Like any teenager, Andrew MacKinlay has challenging days - days when he misses a key shot on the basketball court or has mountains of homework. Rather than let things get him down, however, he's devised a way to cheer himself up. Lying in bed at night, he remembers the challenges he faced as a 5-year-old with cancer, and the wise words another young Jimmy Fund Clinic patient offered:
"It will get better."
That simple message helped Andrew through two years of treatment for acute lymphoblastic leukemia (ALL) at Dana-Farber and partnering Children's Hospital Boston, and now he's passing the advice on to others. In remission at age 13, he has become a passionate advocate at the Institute, sharing his story of struggle and survival with other kids - and adults - who are battling all types of cancer.
The seventh-grader's partner in this mission is his mother, Cyndi MacKinlay. When Andrew speaks to patient and donor groups about his experiences, his mom often precedes him on the podium to share the story from a parent's perspective.
"We're a good team," Andrew says of the arrangement, which has included speeches before Dana-Farber's Leadership Council, Board of Trustees, and at various fundraising events, including the Boston Marathon® Jimmy Fund Walk and the Evening with Champions ice-skating exhibition. "I try and let people know that if I can get through it, they can too, and my mom talks about the things a parent can do to help. The audiences often get very emotional, so I think we're reaching them."
Their message is twofold. In addition to sharing details of what patients and families must endure during treatment, they discuss what Andrew is up to now. Like all survivors should be, he is monitored regularly for secondary cancers and other late effects of therapy, in his case at Dana-Farber's David B. Perini Quality of Life Clinic. But he's also an honor-roll student playing basketball, football, and baseball, and dreaming of a college hoops career like his dad enjoyed.
"Andrew is competing where he should be these days: in his classroom and on the ball field, not from a hospital bed," Cyndi MacKinlay told the crowd at a celebration of survivorship at Dana-Farber, where the duo spoke last summer. "Whenever we return to the clinic or hospital, he appreciates the journey, and understands why our family is deeply committed to helping those facing cancer's peaks and valleys."
Like many young cancer survivors, Andrew is mature beyond his years. He was just starting kindergarten back in 1998 when he had acute stomach pains that prompted Cyndi and her husband, Glenn, to make the 25-mile drive from Norwell, Mass., to Children's Hospital. An ALL diagnosis came the next day, and Andrew started treatment at Children's and Dana-Farber immediately.
Between blood and platelet transfusions, a combined protocol of chemotherapy and cranial radiation, and assorted complications, he spent much of the next six months as an inpatient. His lack of complaining earned him the nickname "our small soldier," and even on his chemotherapy days he found the strength to play T-ball.
To guard the implanted catheter on his chest from harm, his mother cut a catcher's chest protector down to his size.

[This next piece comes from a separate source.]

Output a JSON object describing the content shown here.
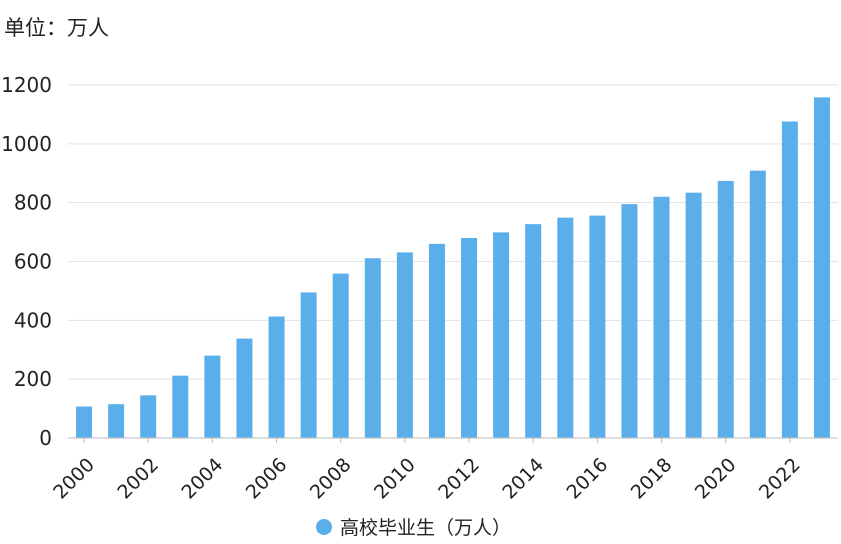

When the port finally came out after two years, Andrew enjoys telling audiences, he called it "my de-portation day."
In addition to caring for Andrew and his baby sister Meredith, Cyndi helped establish the Pediatric Patient and Family Advisory Council in the spring of 1999. Among other advances, the council has worked with medical leadership at Dana-Farber and Children's to ease emergency admittance for pediatric patients and formalize the process from active treatment to "off treatment."

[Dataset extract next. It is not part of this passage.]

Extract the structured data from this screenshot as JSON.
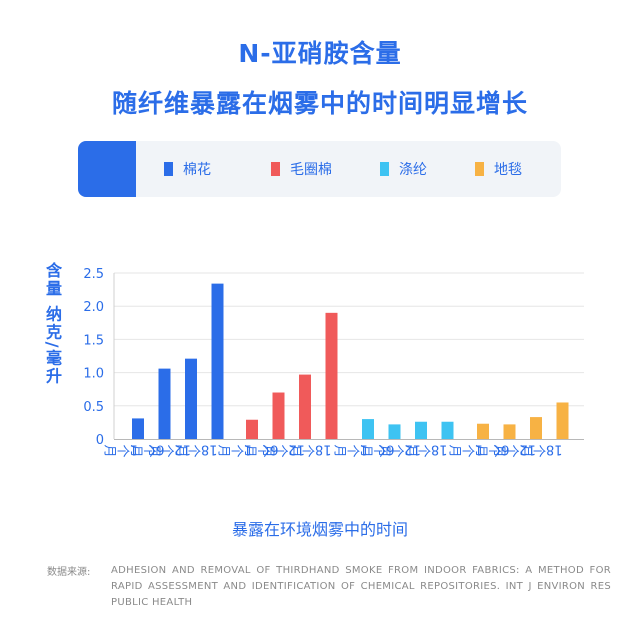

"Cyndi personified an issue we have in Pediatrics: the anxiety associated with elective cessation of chemotherapy in our successfully treated patients," says Dana-Farber Chief of Staff Stephen E. Sallan, MD.
"The impending loss of that safety net of chemotherapy, as well as its desired loss, creates a terrible dilemma for families. She went after that issue in a way that resulted in a handbook that is now given to all our families making the transition to off treatment. It's Andrew and his family's contribution to all families that follow them."
Cyndi speaks about Andrew's ability to "not just survive, but to thrive," and he shares her pride. She has ridden in the Pan-Mass Challenge to benefit Dana-Farber with a picture of Andrew taped to her handlebars, and he plans on joining her for the ride when he's 15. For those who have heard them speak, such goals are no surprise.
"For me, their heartfelt message shows the transition that has happened over time," says Jimmy Fund Chairman Mike Andrews. "Forty or 50 years ago, when pediatric cancer was essentially fatal, Dr. [Sidney] Farber wouldn't use patient names. Now we have kids and families and adult patients who want to come out and tell their stories. When they get up to speak, that's the most powerful testimony we have that we are making a difference."